- by Robert C. Ragsdale (fair use)
- Born: August 5, 1918 London, England
- Died: July 12, 2004 (aged 85) St. Catharines, Ontario, Canada
- Occupation: Ballet teacher
- Known for: Co-founder of the National Ballet School of Canada
- Awards: Companion of the Order of Canada Order of Ontario

= Betty Oliphant =

Canadian dance educator (1918-2004)

Nancy Elizabeth Oliphant (August 5, 1918 - July 12, 2004) was a co-founder of the National Ballet School of Canada.

==Life==
Oliphant was born in London in 1918. Her father was a lawyer who died within weeks of her birth in a train crash. Oliphant suffered from pneumonia as a child and her doctor prescribed ballet lessons to help with her breathing. Her mother obtained lessons from a Miss Sheen who had been taught by others trained in Russia. Throughout her career Oliphant was known for following a Russian ballet style in her teaching. She studied with Tamara Karsavina, Laurent Novikoff and Marie Rambert. By the age of 17, she had opened her own school having decided that she was too tall to be top dancer herself.

She moved to Canada in 1947. In 1951, she became ballet mistress for the National Ballet of Canada at the request of Celia Franca, the company's director. She and Franca founded the National Ballet School of Canada in 1959. Alumni include Frank Augustyn, Rex Harrington, Karen Kain, John Alleyne, James Kudelka and Veronica Tennant. She had been trained in the Cecchetti method of classical dance.

In 1959, she became associate artistic director for the National Ballet of Canada, but resigned in 1975 to devote herself to the school. She retired in 1989.

She was known for her strict manner, high standards and insistence on technique. She wrote an auto biography where she recounted her difficult private life consoled by her career success.
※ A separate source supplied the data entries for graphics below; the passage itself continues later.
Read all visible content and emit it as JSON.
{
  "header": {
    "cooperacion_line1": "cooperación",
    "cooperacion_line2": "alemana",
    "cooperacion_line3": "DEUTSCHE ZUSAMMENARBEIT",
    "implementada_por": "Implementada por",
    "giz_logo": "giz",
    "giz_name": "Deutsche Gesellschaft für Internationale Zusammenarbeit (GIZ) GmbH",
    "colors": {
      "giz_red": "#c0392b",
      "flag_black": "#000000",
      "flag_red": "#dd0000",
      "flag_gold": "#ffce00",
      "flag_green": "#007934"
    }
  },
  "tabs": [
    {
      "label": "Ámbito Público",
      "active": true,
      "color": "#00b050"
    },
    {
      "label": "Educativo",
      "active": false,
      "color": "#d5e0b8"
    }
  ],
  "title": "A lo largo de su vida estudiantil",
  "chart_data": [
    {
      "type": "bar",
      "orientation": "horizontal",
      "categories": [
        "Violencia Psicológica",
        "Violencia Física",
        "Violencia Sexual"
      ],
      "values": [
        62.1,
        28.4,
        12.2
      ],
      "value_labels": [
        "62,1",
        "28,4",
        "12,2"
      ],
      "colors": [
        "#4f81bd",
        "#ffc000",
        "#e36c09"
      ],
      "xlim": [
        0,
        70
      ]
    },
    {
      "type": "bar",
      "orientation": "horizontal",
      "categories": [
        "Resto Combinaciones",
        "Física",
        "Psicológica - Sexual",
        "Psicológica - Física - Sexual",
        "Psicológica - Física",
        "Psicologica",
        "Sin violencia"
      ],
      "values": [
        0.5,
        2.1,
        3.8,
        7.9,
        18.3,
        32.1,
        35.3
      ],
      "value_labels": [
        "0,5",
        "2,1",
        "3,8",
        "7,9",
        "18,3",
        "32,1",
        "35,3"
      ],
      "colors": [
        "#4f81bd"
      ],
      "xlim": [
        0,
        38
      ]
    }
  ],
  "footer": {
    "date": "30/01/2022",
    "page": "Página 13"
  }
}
She was appointed an Officer of the Order of Canada (OC) in 1972, "in recognition of her leadership and her service as teacher and administrator of the National Ballet School", and promoted to a Companion of the Order (CC) in 1985. In 1988, the National Ballet School of Canada named its new performance space the Betty Oliphant Theatre. In 1996, she published an autobiography Miss O: My Life in Dance (ISBN 0-88801-210-1). She was appointed a Member of the Order of Ontario (OOnt) in 2000.

She died in St. Catharines, Ontario at the age of 85.